Marvin Gardens, however, was a movie that asked audiences to reach out almost as far as Nicholson, and it flopped. Chinatown, a smooth, period private-eye yarn that works hard to hark back to the '30s and '40s, comes much more easily to hand. In it, Nicholson makes a shrewd choice to play persona rather than character—a commodity hi rather short supply in the script. His JJ. Gittes is cool, ironic, sympathetically small-time, a guy who stumbles on something a little bigger than he expected, or can manage.
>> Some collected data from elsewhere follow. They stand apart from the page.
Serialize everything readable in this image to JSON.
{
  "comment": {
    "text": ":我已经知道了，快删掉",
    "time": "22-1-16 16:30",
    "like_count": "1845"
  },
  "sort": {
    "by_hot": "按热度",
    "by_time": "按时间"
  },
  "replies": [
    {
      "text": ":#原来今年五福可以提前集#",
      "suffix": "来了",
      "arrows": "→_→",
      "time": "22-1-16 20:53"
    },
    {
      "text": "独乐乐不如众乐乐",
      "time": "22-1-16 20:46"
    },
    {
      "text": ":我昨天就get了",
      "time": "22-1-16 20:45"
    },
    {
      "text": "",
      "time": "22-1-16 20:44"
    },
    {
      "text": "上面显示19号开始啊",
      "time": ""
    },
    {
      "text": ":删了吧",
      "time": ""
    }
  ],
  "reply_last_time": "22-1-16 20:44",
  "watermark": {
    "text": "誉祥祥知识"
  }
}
He also gets the chance to smile a lot. "That smile of his is simply a killer," says Nicholson's friend Diana Vreeland, former editor of Vogue, who ought to know a little something about smiles. "Jack must know it's devastating, because he uses it very rarely."

Nicholson can employ his rough, warming charm to get himself through a bumpy scene or an insufficient part, but he is usually a careful and thorough craftsman. "He simply doesn't care about the way he looks," says Director Roman Polanski. "I put a bandage on his nose during half of Chinatown, and he didn't object. With Jack, it's only the result that counts." Indeed, for Fortune he gets a weekly permanent to keep his hair Art Garfunkel-style kinky.

Nicholson's patience and zeal are exceptional. When he works over a script, not only are key phrases underlined and notes made, but almost every word is assigned a number, which signifies beats and pauses. "I'm at least 75% of every character I play," Nicholson says. "For the rest, I try to find a character's positive philosophy about himself. You have to search out and adopt the character's own justifications and rationalizations."

Nicholson also likes to get going on every movie set a kind of group feeling, turning a crew into a junior-varsity team. "I've never seen any other actor do it," says Mike Nichols. "Usually everyone has their own cliques—the camera crew, the electricians, and so on —but when Jack's around, that feeling disappears." Occasionally, Nicholson's competitiveness gets in the way of the general bonhomie. Bob Rafelson recalls that during the shooting of The King of Marvin Gardens, all of Nicholson's bottled-up energies would come out in a series of demon Ping Pong games with the crew. Says Rafelson: "He demolished everyone who dared to take him on." Nicholson is smart enough to know when to call off rivalries. He avoided Ping Pong competition with Michelangelo Antonioni, who directed him in the upcoming The Passenger, fearing shaky times if the filmmaker lost.